DEUXIEME MOYEN DE CASSATION :
Il est fait grief à la décision attaquée d'AVOIR annulé le chef de redressement n° 3 relatif aux « exonérations des aides à domicile, services à la personne, notion de domicile » pour un montant 546.249 euros au titre des cotisations outre les majorations de retard ; d'AVOIR ordonné à l'URSSAF d'Ile de France de rembourser à l'ACEP la somme de 298.232 euros au titre des cotisations 2010, d'AVOIR dit qu'il appartenait à l'ACEP de se rapprocher de l'URSSAF Ile de France aux fins de faire les comptes de régularisation des comptes entre les parties, d'AVOIR rejeté la demande de l'URSSAF en paiement de dommages et intérêts et d'AVOIR enjoint à l'URSSAF d'Ile de France de faire cesser l'effet de l'inscription de privilège du 6 septembre 2012 d'un montant de 643.868 euros ;
AUX MOTIFS QUE sur la demande de remboursement de la somme de 298.232 € au titre des cotisations 2010, le chef de redressement n° 3 n'ayant porté que sur les années 2008 et 2009, il convient au vu des pièces du dossier, de faire droit à la demande de remboursement présentée par l'ACEP au titre des mêmes cotisations 2010 pour un montant de 298.232€ ;
ALORS QUE la cassation qui sera prononcée sur le fondement du premier moyen entraînera par voie de conséquence, pour perte de fondement, l'annulation du chef ici querellé des dispositifs de l'arrêt et ce, en application de l'article 624 du code de procédure civile.

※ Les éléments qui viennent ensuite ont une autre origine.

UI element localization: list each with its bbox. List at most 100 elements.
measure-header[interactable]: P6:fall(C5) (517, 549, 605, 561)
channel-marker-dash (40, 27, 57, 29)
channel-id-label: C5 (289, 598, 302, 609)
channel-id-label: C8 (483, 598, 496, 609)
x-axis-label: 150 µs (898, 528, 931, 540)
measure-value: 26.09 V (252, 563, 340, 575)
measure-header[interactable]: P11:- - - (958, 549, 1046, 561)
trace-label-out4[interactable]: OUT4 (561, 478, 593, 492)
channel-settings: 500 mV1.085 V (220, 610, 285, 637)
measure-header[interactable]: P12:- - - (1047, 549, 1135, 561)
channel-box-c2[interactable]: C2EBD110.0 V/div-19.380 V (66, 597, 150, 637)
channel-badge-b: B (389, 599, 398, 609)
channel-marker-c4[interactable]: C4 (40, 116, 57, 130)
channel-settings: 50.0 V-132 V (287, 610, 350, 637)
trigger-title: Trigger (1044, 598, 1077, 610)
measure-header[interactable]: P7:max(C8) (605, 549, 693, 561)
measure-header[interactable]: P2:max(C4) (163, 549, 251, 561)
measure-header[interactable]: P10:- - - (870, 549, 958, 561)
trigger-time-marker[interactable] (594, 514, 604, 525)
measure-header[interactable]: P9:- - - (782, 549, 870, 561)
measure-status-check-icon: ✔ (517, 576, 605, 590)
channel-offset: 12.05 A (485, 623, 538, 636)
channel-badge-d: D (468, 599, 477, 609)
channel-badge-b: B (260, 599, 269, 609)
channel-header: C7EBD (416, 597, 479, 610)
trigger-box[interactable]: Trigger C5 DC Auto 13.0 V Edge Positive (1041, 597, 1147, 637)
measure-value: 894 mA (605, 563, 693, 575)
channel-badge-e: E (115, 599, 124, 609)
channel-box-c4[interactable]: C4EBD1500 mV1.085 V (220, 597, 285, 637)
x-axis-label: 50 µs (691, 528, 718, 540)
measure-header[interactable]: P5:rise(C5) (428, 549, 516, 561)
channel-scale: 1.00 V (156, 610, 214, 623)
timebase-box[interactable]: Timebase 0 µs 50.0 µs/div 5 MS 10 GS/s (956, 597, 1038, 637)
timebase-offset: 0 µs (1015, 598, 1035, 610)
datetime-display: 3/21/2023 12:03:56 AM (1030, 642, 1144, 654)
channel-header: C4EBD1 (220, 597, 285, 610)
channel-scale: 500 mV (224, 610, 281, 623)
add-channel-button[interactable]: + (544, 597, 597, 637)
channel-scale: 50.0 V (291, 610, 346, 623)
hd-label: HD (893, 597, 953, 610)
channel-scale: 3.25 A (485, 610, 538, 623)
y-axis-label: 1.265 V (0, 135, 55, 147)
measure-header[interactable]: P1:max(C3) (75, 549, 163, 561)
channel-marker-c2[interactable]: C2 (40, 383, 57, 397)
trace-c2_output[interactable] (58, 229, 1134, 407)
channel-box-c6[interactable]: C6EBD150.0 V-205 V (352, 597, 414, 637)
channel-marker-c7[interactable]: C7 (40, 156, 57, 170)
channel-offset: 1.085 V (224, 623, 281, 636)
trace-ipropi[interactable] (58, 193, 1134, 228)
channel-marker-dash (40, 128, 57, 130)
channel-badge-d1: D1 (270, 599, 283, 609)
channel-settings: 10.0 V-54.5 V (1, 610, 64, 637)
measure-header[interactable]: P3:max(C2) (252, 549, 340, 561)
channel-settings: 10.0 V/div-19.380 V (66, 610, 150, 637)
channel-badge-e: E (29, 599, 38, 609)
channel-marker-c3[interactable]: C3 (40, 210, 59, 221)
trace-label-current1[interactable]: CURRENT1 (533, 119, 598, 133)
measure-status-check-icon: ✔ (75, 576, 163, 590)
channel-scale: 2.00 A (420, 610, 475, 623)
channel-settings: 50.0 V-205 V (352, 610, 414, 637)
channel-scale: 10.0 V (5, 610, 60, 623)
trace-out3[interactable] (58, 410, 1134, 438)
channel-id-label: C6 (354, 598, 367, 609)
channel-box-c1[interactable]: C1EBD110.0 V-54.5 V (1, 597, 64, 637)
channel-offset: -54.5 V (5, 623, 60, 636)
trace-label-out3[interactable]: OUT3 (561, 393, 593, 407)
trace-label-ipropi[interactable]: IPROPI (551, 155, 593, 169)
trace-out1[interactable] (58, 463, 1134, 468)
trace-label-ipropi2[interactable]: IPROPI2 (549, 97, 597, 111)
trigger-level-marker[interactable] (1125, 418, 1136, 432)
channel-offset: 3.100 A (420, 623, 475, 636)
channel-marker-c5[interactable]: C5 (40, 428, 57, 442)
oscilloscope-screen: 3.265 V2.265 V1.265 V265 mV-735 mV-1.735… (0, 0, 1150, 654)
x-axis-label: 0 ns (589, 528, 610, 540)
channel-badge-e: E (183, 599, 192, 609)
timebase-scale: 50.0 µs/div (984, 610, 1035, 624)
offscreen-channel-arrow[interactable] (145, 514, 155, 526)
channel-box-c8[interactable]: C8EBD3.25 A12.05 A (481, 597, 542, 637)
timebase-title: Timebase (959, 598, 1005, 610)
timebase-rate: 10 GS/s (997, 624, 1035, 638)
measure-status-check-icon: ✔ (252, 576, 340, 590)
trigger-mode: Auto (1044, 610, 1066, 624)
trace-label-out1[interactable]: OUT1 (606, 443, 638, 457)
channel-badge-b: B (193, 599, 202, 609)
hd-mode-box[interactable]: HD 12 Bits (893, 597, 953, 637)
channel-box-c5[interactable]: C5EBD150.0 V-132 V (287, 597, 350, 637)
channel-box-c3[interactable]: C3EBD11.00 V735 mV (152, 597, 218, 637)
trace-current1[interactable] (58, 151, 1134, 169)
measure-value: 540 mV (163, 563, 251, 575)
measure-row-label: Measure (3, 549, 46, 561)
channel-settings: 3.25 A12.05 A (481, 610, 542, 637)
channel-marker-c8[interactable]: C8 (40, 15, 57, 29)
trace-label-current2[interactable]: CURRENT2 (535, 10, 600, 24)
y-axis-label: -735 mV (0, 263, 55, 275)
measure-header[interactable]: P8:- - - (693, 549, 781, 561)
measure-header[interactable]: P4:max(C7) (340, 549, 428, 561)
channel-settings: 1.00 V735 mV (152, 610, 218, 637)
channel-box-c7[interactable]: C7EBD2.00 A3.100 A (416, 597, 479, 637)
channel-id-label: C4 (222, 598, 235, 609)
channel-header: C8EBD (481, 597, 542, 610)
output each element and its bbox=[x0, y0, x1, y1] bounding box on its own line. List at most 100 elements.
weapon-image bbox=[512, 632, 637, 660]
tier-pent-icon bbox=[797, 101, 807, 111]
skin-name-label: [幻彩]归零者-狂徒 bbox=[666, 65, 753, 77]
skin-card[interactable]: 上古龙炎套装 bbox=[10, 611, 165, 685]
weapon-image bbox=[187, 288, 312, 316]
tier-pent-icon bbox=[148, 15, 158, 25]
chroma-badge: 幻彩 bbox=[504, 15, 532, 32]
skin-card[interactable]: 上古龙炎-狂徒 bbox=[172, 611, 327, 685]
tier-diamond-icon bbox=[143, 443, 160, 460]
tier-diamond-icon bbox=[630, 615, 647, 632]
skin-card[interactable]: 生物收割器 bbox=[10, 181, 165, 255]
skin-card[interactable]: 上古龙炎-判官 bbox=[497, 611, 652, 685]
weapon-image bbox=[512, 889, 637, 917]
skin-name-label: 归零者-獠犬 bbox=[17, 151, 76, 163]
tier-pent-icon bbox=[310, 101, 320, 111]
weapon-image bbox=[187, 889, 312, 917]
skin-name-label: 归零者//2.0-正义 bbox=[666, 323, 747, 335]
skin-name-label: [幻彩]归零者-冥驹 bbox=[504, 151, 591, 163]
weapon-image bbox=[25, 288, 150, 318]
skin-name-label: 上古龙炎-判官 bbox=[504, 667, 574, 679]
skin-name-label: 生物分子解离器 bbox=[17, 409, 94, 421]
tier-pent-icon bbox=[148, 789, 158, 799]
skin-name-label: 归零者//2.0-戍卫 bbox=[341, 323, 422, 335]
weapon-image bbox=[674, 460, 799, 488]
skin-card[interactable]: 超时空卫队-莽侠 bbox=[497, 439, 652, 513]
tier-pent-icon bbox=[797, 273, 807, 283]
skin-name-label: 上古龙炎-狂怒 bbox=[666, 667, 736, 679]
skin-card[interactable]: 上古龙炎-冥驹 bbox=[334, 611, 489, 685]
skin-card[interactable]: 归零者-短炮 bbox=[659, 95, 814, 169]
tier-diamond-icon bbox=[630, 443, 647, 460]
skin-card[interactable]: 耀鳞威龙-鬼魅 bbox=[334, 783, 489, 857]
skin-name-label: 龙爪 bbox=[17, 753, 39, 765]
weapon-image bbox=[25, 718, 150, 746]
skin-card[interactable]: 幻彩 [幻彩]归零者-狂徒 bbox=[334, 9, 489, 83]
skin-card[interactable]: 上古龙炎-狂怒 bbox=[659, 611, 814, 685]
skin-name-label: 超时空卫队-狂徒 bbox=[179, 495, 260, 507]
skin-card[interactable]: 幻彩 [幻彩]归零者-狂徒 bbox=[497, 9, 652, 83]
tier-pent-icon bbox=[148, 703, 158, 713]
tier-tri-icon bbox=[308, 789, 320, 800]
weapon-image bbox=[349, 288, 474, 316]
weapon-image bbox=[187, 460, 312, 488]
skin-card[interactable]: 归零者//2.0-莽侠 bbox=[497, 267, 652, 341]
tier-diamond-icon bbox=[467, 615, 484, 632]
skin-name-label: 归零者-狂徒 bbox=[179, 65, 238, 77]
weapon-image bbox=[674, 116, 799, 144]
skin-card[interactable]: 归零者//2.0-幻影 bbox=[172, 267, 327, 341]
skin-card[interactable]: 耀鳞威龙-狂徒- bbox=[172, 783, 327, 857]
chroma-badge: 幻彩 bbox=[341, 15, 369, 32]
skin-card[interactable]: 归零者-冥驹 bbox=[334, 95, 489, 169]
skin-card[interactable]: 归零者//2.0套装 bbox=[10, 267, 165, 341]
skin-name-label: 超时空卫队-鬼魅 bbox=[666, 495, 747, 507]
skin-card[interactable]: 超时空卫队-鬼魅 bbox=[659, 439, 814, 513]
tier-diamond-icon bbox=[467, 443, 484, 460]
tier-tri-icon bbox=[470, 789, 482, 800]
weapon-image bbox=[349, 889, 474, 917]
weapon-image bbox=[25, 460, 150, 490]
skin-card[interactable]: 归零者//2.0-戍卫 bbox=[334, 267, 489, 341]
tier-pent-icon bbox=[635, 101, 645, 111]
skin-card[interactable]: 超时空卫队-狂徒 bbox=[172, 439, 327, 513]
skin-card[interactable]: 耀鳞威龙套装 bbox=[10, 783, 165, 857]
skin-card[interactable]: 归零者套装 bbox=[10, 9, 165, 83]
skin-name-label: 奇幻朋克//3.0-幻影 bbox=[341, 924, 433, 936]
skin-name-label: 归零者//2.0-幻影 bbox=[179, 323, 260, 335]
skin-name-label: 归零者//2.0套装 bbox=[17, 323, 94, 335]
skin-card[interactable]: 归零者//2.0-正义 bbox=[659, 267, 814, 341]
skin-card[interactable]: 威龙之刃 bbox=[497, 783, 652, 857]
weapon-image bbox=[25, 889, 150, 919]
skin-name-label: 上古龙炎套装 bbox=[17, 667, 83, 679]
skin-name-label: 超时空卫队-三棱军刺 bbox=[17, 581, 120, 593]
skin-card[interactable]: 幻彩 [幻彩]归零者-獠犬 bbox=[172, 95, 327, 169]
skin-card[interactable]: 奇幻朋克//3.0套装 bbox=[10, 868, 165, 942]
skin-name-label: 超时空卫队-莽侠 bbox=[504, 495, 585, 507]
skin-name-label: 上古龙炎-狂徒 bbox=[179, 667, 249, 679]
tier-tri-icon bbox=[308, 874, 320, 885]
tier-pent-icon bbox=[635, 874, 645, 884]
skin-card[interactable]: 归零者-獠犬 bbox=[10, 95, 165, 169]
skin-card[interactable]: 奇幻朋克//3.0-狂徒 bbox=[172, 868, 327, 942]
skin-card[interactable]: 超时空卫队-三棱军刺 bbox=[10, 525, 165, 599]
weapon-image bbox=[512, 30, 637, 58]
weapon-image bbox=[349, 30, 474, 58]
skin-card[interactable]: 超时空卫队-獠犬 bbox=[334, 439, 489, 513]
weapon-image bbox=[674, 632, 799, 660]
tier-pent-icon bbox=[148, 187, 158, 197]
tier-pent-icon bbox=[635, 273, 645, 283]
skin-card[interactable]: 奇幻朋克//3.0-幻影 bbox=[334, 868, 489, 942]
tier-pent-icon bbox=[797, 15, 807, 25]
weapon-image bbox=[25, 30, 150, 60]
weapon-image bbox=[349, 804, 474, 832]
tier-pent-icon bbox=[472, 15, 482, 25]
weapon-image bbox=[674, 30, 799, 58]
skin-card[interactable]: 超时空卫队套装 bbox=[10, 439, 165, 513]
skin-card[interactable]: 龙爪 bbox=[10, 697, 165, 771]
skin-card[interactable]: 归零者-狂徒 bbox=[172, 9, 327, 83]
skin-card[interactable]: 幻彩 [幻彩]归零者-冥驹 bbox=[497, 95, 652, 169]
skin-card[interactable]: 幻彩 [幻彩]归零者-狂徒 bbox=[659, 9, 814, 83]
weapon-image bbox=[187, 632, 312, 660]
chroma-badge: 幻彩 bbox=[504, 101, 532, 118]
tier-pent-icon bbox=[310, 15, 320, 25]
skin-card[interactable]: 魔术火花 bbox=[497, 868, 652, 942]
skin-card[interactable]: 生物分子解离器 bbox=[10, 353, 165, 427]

TROISIEME MOYEN DE CASSATION :
Il est fait grief à la décision attaquée d'AVOIR annulé le chef de redressement n° 3 relatif aux « exonérations des aides à domicile, services à la personne, notion de domicile » pour un montant 546.249 euros au titre des cotisations outre les majorations de retard ; d'AVOIR ordonné à l'URSSAF d'Ile de France de rembourser à l'ACEP la somme de 298.232 euros au titre des cotisations 2010, d'AVOIR dit qu'il appartenait à l'ACEP de se rapprocher de l'URSSAF Ile de France aux fins de faire les comptes de régularisation des comptes entre les parties, d'AVOIR rejeté la demande de l'URSSAF en paiement de dommages et intérêts et d'AVOIR enjoint à l'URSSAF d'Ile de France de faire cesser l'effet de l'inscription de privilège du 6 septembre 2012 d'un montant de 643.868 euros ;
AUX MOTIFS QUE sur les autres demandes, le chef de redressement n° 3 étant annulé, la demande de l'URSSAF en paiement de dommages et intérêts doit être rejetée ; qu'en revanche, il convient d'enjoindre à l'URSSAF de faire cesser l'effet de l'inscription de privilège du 6 septembre 2012 d'un montant de 643.868€ ;
ALORS QUE la cassation qui sera prononcée sur le fondement du premier moyen entraînera par voie de conséquence, pour perte de fondement, l'annulation du chef ici querellé des dispositifs de l'arrêt et ce, en application de l'article 624 du code de procédure civile.